Former Ohio Governor Ted Strickland announced in a statement this morning that he is running for the United States Senate. I posted last month about the possibility of a Strickland challenge to Sen. Rob Portman and the role the Clinton campaign may be playing in making it happen.

The announcement comes after a series of hints that Strickland would jump in the race. When Cincinnati City Councilman P.G. Sittenfeld declared his candidacy on January 22, Strickland said he was “strongly considering” running. A week later, it was reported by David Skolnick in the Youngstown Vindicator that sources close to Strickland said he was in. Then it was confirmed he had already begun fundraising. Finally, last week, he told the Cincinnati Enquirer that he left his post with the Center for American Progress.

The question now becomes, how long will Sittenfeld stay in the race? As Roll Call pointed out yesterday, many Ohio Democrats don’t believe he’ll last long. Congressman Tim Ryan and State Representative David Leland were both quoted saying they did not believe there will be a primary. If he chooses to stay in, it will be an interesting dichotomy between the 30-year-old Sittenfeld and 73-year-old Strickland, likely raising questions among Democrats about the direction of the party.

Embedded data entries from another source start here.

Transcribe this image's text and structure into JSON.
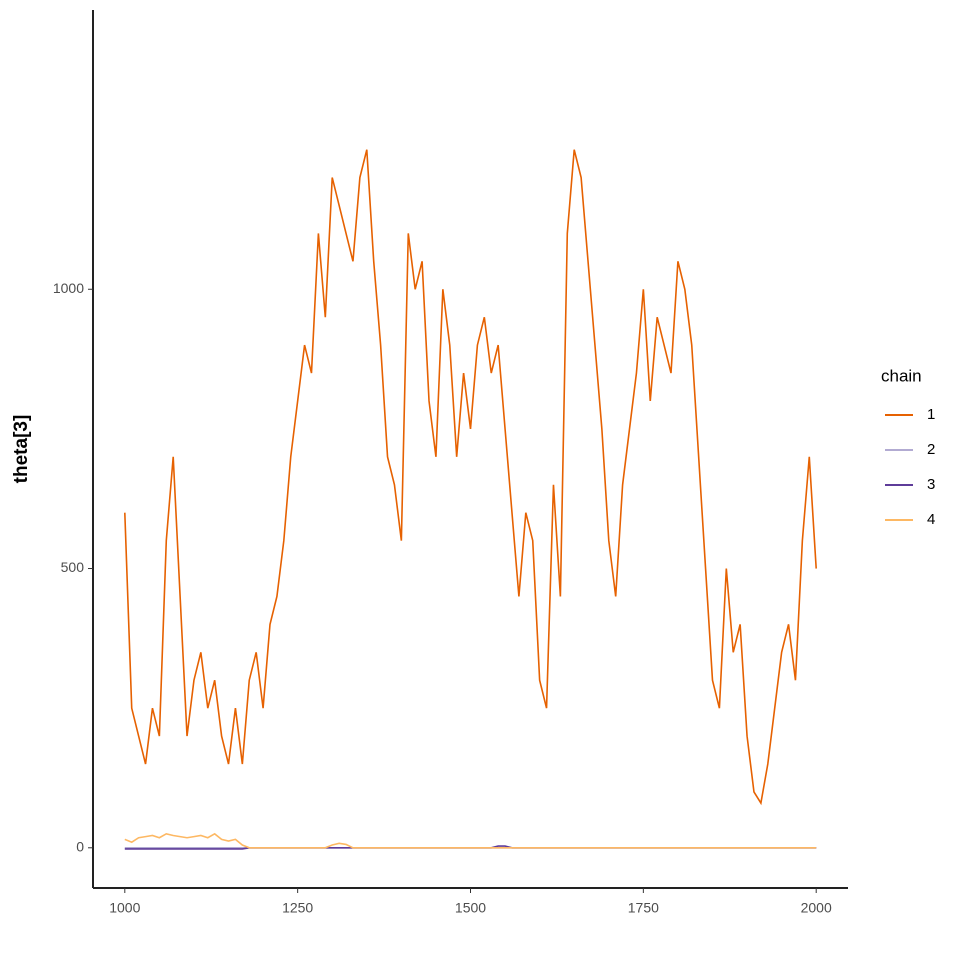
{
  "chart_data": {
    "type": "line",
    "y_label": "theta[3]",
    "legend_title": "chain",
    "legend": "right",
    "xlim": [
      954,
      2046
    ],
    "xticks": [
      1000,
      1250,
      1500,
      1750,
      2000
    ],
    "ylim": [
      -72,
      1500
    ],
    "yticks": [
      0,
      500,
      1000
    ],
    "x": [
      1000,
      1010,
      1020,
      1030,
      1040,
      1050,
      1060,
      1070,
      1080,
      1090,
      1100,
      1110,
      1120,
      1130,
      1140,
      1150,
      1160,
      1170,
      1180,
      1190,
      1200,
      1210,
      1220,
      1230,
      1240,
      1250,
      1260,
      1270,
      1280,
      1290,
      1300,
      1310,
      1320,
      1330,
      1340,
      1350,
      1360,
      1370,
      1380,
      1390,
      1400,
      1410,
      1420,
      1430,
      1440,
      1450,
      1460,
      1470,
      1480,
      1490,
      1500,
      1510,
      1520,
      1530,
      1540,
      1550,
      1560,
      1570,
      1580,
      1590,
      1600,
      1610,
      1620,
      1630,
      1640,
      1650,
      1660,
      1670,
      1680,
      1690,
      1700,
      1710,
      1720,
      1730,
      1740,
      1750,
      1760,
      1770,
      1780,
      1790,
      1800,
      1810,
      1820,
      1830,
      1840,
      1850,
      1860,
      1870,
      1880,
      1890,
      1900,
      1910,
      1920,
      1930,
      1940,
      1950,
      1960,
      1970,
      1980,
      1990,
      2000
    ],
    "series": [
      {
        "name": "1",
        "color": "#e66101",
        "values": [
          600,
          250,
          200,
          150,
          250,
          200,
          550,
          700,
          450,
          200,
          300,
          350,
          250,
          300,
          200,
          150,
          250,
          150,
          300,
          350,
          250,
          400,
          450,
          550,
          700,
          800,
          900,
          850,
          1100,
          950,
          1200,
          1150,
          1100,
          1050,
          1200,
          1250,
          1050,
          900,
          700,
          650,
          550,
          1100,
          1000,
          1050,
          800,
          700,
          1000,
          900,
          700,
          850,
          750,
          900,
          950,
          850,
          900,
          750,
          600,
          450,
          600,
          550,
          300,
          250,
          650,
          450,
          1100,
          1250,
          1200,
          1050,
          900,
          750,
          550,
          450,
          650,
          750,
          850,
          1000,
          800,
          950,
          900,
          850,
          1050,
          1000,
          900,
          700,
          500,
          300,
          250,
          500,
          350,
          400,
          200,
          100,
          80,
          150,
          250,
          350,
          400,
          300,
          550,
          700,
          500
        ]
      },
      {
        "name": "2",
        "color": "#b2abd2",
        "values": [
          0,
          0,
          0,
          0,
          0,
          0,
          0,
          0,
          0,
          0,
          0,
          0,
          0,
          0,
          0,
          0,
          0,
          0,
          0,
          0,
          0,
          0,
          0,
          0,
          0,
          0,
          0,
          0,
          0,
          0,
          0,
          0,
          0,
          0,
          0,
          0,
          0,
          0,
          0,
          0,
          0,
          0,
          0,
          0,
          0,
          0,
          0,
          0,
          0,
          0,
          0,
          0,
          0,
          0,
          0,
          0,
          0,
          0,
          0,
          0,
          0,
          0,
          0,
          0,
          0,
          0,
          0,
          0,
          0,
          0,
          0,
          0,
          0,
          0,
          0,
          0,
          0,
          0,
          0,
          0,
          0,
          0,
          0,
          0,
          0,
          0,
          0,
          0,
          0,
          0,
          0,
          0,
          0,
          0,
          0,
          0,
          0,
          0,
          0,
          0,
          0
        ]
      },
      {
        "name": "3",
        "color": "#5e3c99",
        "values": [
          -2,
          -2,
          -2,
          -2,
          -2,
          -2,
          -2,
          -2,
          -2,
          -2,
          -2,
          -2,
          -2,
          -2,
          -2,
          -2,
          -2,
          -2,
          0,
          0,
          0,
          0,
          0,
          0,
          0,
          0,
          0,
          0,
          0,
          0,
          0,
          0,
          0,
          0,
          0,
          0,
          0,
          0,
          0,
          0,
          0,
          0,
          0,
          0,
          0,
          0,
          0,
          0,
          0,
          0,
          0,
          0,
          0,
          0,
          3,
          3,
          0,
          0,
          0,
          0,
          0,
          0,
          0,
          0,
          0,
          0,
          0,
          0,
          0,
          0,
          0,
          0,
          0,
          0,
          0,
          0,
          0,
          0,
          0,
          0,
          0,
          0,
          0,
          0,
          0,
          0,
          0,
          0,
          0,
          0,
          0,
          0,
          0,
          0,
          0,
          0,
          0,
          0,
          0,
          0,
          0
        ]
      },
      {
        "name": "4",
        "color": "#fdb863",
        "values": [
          15,
          10,
          18,
          20,
          22,
          18,
          25,
          22,
          20,
          18,
          20,
          22,
          18,
          25,
          15,
          12,
          15,
          5,
          0,
          0,
          0,
          0,
          0,
          0,
          0,
          0,
          0,
          0,
          0,
          0,
          5,
          8,
          6,
          0,
          0,
          0,
          0,
          0,
          0,
          0,
          0,
          0,
          0,
          0,
          0,
          0,
          0,
          0,
          0,
          0,
          0,
          0,
          0,
          0,
          0,
          0,
          0,
          0,
          0,
          0,
          0,
          0,
          0,
          0,
          0,
          0,
          0,
          0,
          0,
          0,
          0,
          0,
          0,
          0,
          0,
          0,
          0,
          0,
          0,
          0,
          0,
          0,
          0,
          0,
          0,
          0,
          0,
          0,
          0,
          0,
          0,
          0,
          0,
          0,
          0,
          0,
          0,
          0,
          0,
          0,
          0
        ]
      }
    ]
  }
}
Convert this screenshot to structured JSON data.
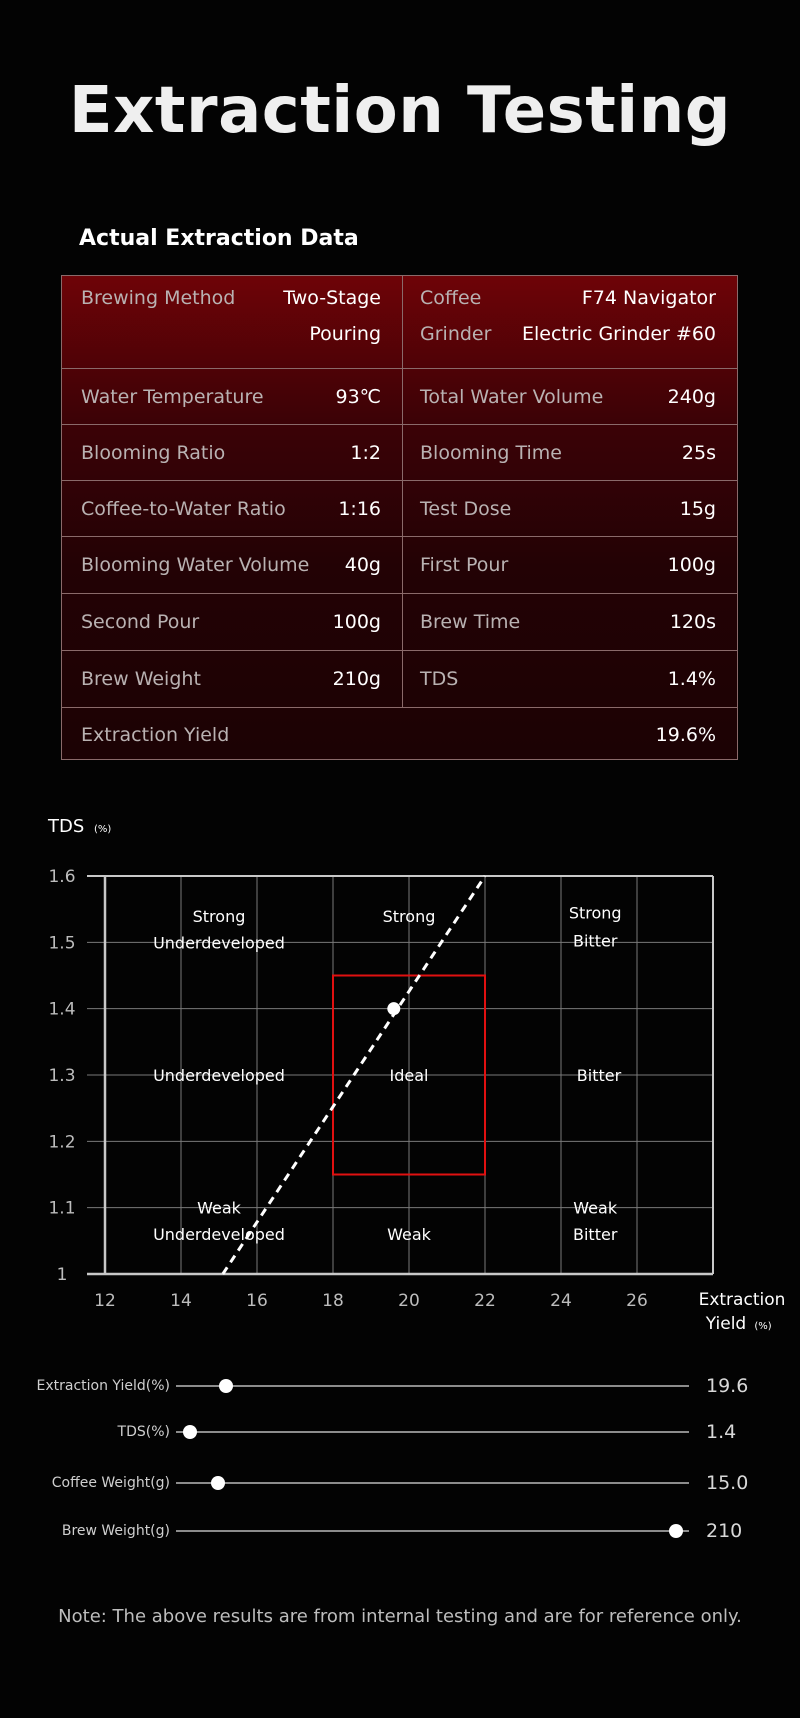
{
  "title": "Extraction Testing",
  "section_title": "Actual Extraction Data",
  "table": {
    "rows": [
      {
        "left": {
          "label": "Brewing Method",
          "value_line1": "Two-Stage",
          "value_line2": "Pouring"
        },
        "right": {
          "label_line1": "Coffee",
          "value_line1": "F74 Navigator",
          "label_line2": "Grinder",
          "value_line2": "Electric Grinder #60"
        }
      },
      {
        "left": {
          "label": "Water Temperature",
          "value": "93℃"
        },
        "right": {
          "label": "Total Water Volume",
          "value": "240g"
        }
      },
      {
        "left": {
          "label": "Blooming Ratio",
          "value": "1:2"
        },
        "right": {
          "label": "Blooming Time",
          "value": "25s"
        }
      },
      {
        "left": {
          "label": "Coffee-to-Water Ratio",
          "value": "1:16"
        },
        "right": {
          "label": "Test Dose",
          "value": "15g"
        }
      },
      {
        "left": {
          "label": "Blooming Water Volume",
          "value": "40g"
        },
        "right": {
          "label": "First Pour",
          "value": "100g"
        }
      },
      {
        "left": {
          "label": "Second Pour",
          "value": "100g"
        },
        "right": {
          "label": "Brew Time",
          "value": "120s"
        }
      },
      {
        "left": {
          "label": "Brew Weight",
          "value": "210g"
        },
        "right": {
          "label": "TDS",
          "value": "1.4%"
        }
      },
      {
        "full": {
          "label": "Extraction Yield",
          "value": "19.6%"
        }
      }
    ]
  },
  "chart_data": {
    "type": "scatter",
    "ylabel": "TDS",
    "ylabel_unit": "(%)",
    "xlabel_line1": "Extraction",
    "xlabel_line2": "Yield",
    "xlabel_unit": "(%)",
    "xlim": [
      12,
      28
    ],
    "ylim": [
      1.0,
      1.6
    ],
    "x_ticks": [
      "12",
      "14",
      "16",
      "18",
      "20",
      "22",
      "24",
      "26"
    ],
    "x_tick_values": [
      12,
      14,
      16,
      18,
      20,
      22,
      24,
      26
    ],
    "y_ticks": [
      "1.6",
      "1.5",
      "1.4",
      "1.3",
      "1.2",
      "1.1",
      "1"
    ],
    "y_tick_values": [
      1.6,
      1.5,
      1.4,
      1.3,
      1.2,
      1.1,
      1.0
    ],
    "grid": true,
    "ideal_box": {
      "x": [
        18,
        22
      ],
      "y": [
        1.15,
        1.45
      ],
      "color": "#e01010"
    },
    "brew_ratio_line": {
      "points": [
        [
          15.1,
          1.0
        ],
        [
          22.0,
          1.6
        ]
      ],
      "style": "dashed"
    },
    "point": {
      "x": 19.6,
      "y": 1.4
    },
    "zones": [
      {
        "text": "Strong",
        "x": 15.0,
        "y": 1.54
      },
      {
        "text": "Underdeveloped",
        "x": 15.0,
        "y": 1.5
      },
      {
        "text": "Strong",
        "x": 20.0,
        "y": 1.54
      },
      {
        "text": "Strong",
        "x": 24.9,
        "y": 1.545
      },
      {
        "text": "Bitter",
        "x": 24.9,
        "y": 1.503
      },
      {
        "text": "Underdeveloped",
        "x": 15.0,
        "y": 1.3
      },
      {
        "text": "Ideal",
        "x": 20.0,
        "y": 1.3
      },
      {
        "text": "Bitter",
        "x": 25.0,
        "y": 1.3
      },
      {
        "text": "Weak",
        "x": 15.0,
        "y": 1.1
      },
      {
        "text": "Underdeveloped",
        "x": 15.0,
        "y": 1.06
      },
      {
        "text": "Weak",
        "x": 20.0,
        "y": 1.06
      },
      {
        "text": "Weak",
        "x": 24.9,
        "y": 1.1
      },
      {
        "text": "Bitter",
        "x": 24.9,
        "y": 1.06
      }
    ]
  },
  "sliders": [
    {
      "label": "Extraction Yield(%)",
      "value": "19.6",
      "fill": 0.097
    },
    {
      "label": "TDS(%)",
      "value": "1.4",
      "fill": 0.027
    },
    {
      "label": "Coffee Weight(g)",
      "value": "15.0",
      "fill": 0.082
    },
    {
      "label": "Brew Weight(g)",
      "value": "210",
      "fill": 0.975
    }
  ],
  "note": "Note: The above results are from internal testing and are for reference only."
}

Sen. Portman’s 40% approval rating in a recent Quinnipiac Poll surely didn’t discourage Strickland, although it’s tough to gauge Strickland’s electoral strength at this point. In 2006, he won the race for governor with an impressive 60% of the vote, but the political environment was strongly favorable. In 2010, despite having the advantage of incumbency, he lost to current Gov. John Kasich 49-47%. The political environment was highly unfavorable that year though, and he actually fared better than many of the other statewide Democratic candidates. This race will be the first time he’ll run statewide in a presidential year.

At the very least, he has high name ID and will have no issues raising money, which are two problems that plagued statewide Democratic candidates last year.